2.3.1. Blue Corridor

The Blue Corridors project has the aim to establish LNG as a real alternative for medium- and long distance transportation. First, as a complementary fuel and later as an adequate substitute for diesel. The project is co-financed by EU via “Seventh Framework Programme” and essential working package is supposed to deliver 14 LNG or L-CNG stations thereof are 8 already operating on critical points along the corridors as well as a fleet of approximately 100 LNG fuelled trucks. The project compromises partners like gas companies, truck manufacturers, engineering companies and LNG suppliers. The picture below illustrates the targeted area of the blue corridor project. It is not a surprise that the covered transportation routes of the Blue Corridor project are exactly matching with the green areas of the first figure indicating countries with high accessibility to LNG.

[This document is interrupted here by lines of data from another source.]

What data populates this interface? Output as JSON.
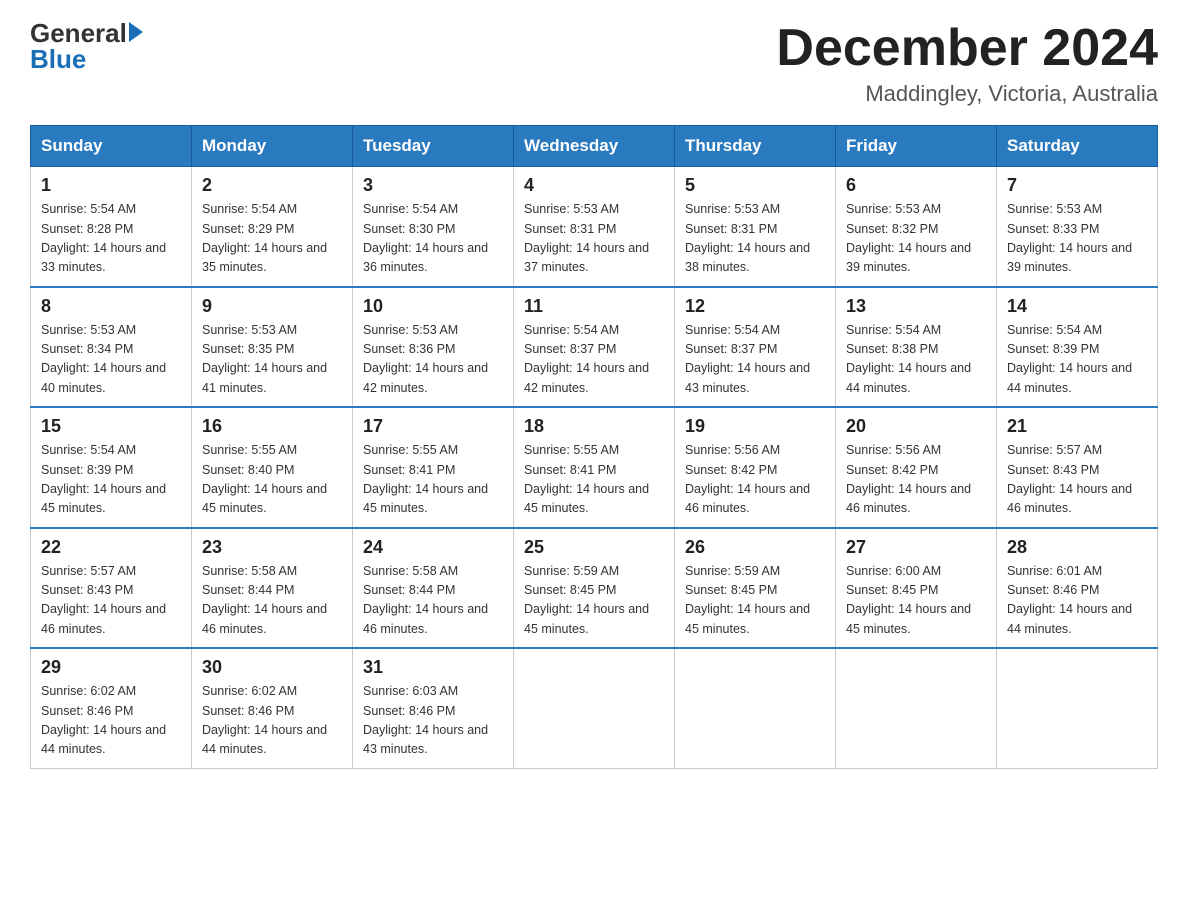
{
  "header": {
    "logo_general": "General",
    "logo_blue": "Blue",
    "month_title": "December 2024",
    "location": "Maddingley, Victoria, Australia"
  },
  "weekdays": [
    "Sunday",
    "Monday",
    "Tuesday",
    "Wednesday",
    "Thursday",
    "Friday",
    "Saturday"
  ],
  "weeks": [
    [
      {
        "day": "1",
        "sunrise": "5:54 AM",
        "sunset": "8:28 PM",
        "daylight": "14 hours and 33 minutes."
      },
      {
        "day": "2",
        "sunrise": "5:54 AM",
        "sunset": "8:29 PM",
        "daylight": "14 hours and 35 minutes."
      },
      {
        "day": "3",
        "sunrise": "5:54 AM",
        "sunset": "8:30 PM",
        "daylight": "14 hours and 36 minutes."
      },
      {
        "day": "4",
        "sunrise": "5:53 AM",
        "sunset": "8:31 PM",
        "daylight": "14 hours and 37 minutes."
      },
      {
        "day": "5",
        "sunrise": "5:53 AM",
        "sunset": "8:31 PM",
        "daylight": "14 hours and 38 minutes."
      },
      {
        "day": "6",
        "sunrise": "5:53 AM",
        "sunset": "8:32 PM",
        "daylight": "14 hours and 39 minutes."
      },
      {
        "day": "7",
        "sunrise": "5:53 AM",
        "sunset": "8:33 PM",
        "daylight": "14 hours and 39 minutes."
      }
    ],
    [
      {
        "day": "8",
        "sunrise": "5:53 AM",
        "sunset": "8:34 PM",
        "daylight": "14 hours and 40 minutes."
      },
      {
        "day": "9",
        "sunrise": "5:53 AM",
        "sunset": "8:35 PM",
        "daylight": "14 hours and 41 minutes."
      },
      {
        "day": "10",
        "sunrise": "5:53 AM",
        "sunset": "8:36 PM",
        "daylight": "14 hours and 42 minutes."
      },
      {
        "day": "11",
        "sunrise": "5:54 AM",
        "sunset": "8:37 PM",
        "daylight": "14 hours and 42 minutes."
      },
      {
        "day": "12",
        "sunrise": "5:54 AM",
        "sunset": "8:37 PM",
        "daylight": "14 hours and 43 minutes."
      },
      {
        "day": "13",
        "sunrise": "5:54 AM",
        "sunset": "8:38 PM",
        "daylight": "14 hours and 44 minutes."
      },
      {
        "day": "14",
        "sunrise": "5:54 AM",
        "sunset": "8:39 PM",
        "daylight": "14 hours and 44 minutes."
      }
    ],
    [
      {
        "day": "15",
        "sunrise": "5:54 AM",
        "sunset": "8:39 PM",
        "daylight": "14 hours and 45 minutes."
      },
      {
        "day": "16",
        "sunrise": "5:55 AM",
        "sunset": "8:40 PM",
        "daylight": "14 hours and 45 minutes."
      },
      {
        "day": "17",
        "sunrise": "5:55 AM",
        "sunset": "8:41 PM",
        "daylight": "14 hours and 45 minutes."
      },
      {
        "day": "18",
        "sunrise": "5:55 AM",
        "sunset": "8:41 PM",
        "daylight": "14 hours and 45 minutes."
      },
      {
        "day": "19",
        "sunrise": "5:56 AM",
        "sunset": "8:42 PM",
        "daylight": "14 hours and 46 minutes."
      },
      {
        "day": "20",
        "sunrise": "5:56 AM",
        "sunset": "8:42 PM",
        "daylight": "14 hours and 46 minutes."
      },
      {
        "day": "21",
        "sunrise": "5:57 AM",
        "sunset": "8:43 PM",
        "daylight": "14 hours and 46 minutes."
      }
    ],
    [
      {
        "day": "22",
        "sunrise": "5:57 AM",
        "sunset": "8:43 PM",
        "daylight": "14 hours and 46 minutes."
      },
      {
        "day": "23",
        "sunrise": "5:58 AM",
        "sunset": "8:44 PM",
        "daylight": "14 hours and 46 minutes."
      },
      {
        "day": "24",
        "sunrise": "5:58 AM",
        "sunset": "8:44 PM",
        "daylight": "14 hours and 46 minutes."
      },
      {
        "day": "25",
        "sunrise": "5:59 AM",
        "sunset": "8:45 PM",
        "daylight": "14 hours and 45 minutes."
      },
      {
        "day": "26",
        "sunrise": "5:59 AM",
        "sunset": "8:45 PM",
        "daylight": "14 hours and 45 minutes."
      },
      {
        "day": "27",
        "sunrise": "6:00 AM",
        "sunset": "8:45 PM",
        "daylight": "14 hours and 45 minutes."
      },
      {
        "day": "28",
        "sunrise": "6:01 AM",
        "sunset": "8:46 PM",
        "daylight": "14 hours and 44 minutes."
      }
    ],
    [
      {
        "day": "29",
        "sunrise": "6:02 AM",
        "sunset": "8:46 PM",
        "daylight": "14 hours and 44 minutes."
      },
      {
        "day": "30",
        "sunrise": "6:02 AM",
        "sunset": "8:46 PM",
        "daylight": "14 hours and 44 minutes."
      },
      {
        "day": "31",
        "sunrise": "6:03 AM",
        "sunset": "8:46 PM",
        "daylight": "14 hours and 43 minutes."
      },
      null,
      null,
      null,
      null
    ]
  ],
  "labels": {
    "sunrise_prefix": "Sunrise: ",
    "sunset_prefix": "Sunset: ",
    "daylight_prefix": "Daylight: "
  }
}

Figure 7: Blue Corridor Project Area

2.3.2. EU LNG Masterplan Rhine-Main-Danube

Beside the Blue Corridor project a second important initiative is the EU LNG Masterplan for the Rhine-Main-Danube region. The aim is to facilitate the creation of a harmonized European regulatory framework for LNG as fuel for inland waterways from North West Europe’s North Sea down to South East Europe’s Black Sea. The picture is illustrating the planned bunkering facilities and terminals for the shipping industry. For example in Bulgaria, Ruse, a LNG terminal including bunkering station for vessels as well as a LNG truck fuelling station has been built.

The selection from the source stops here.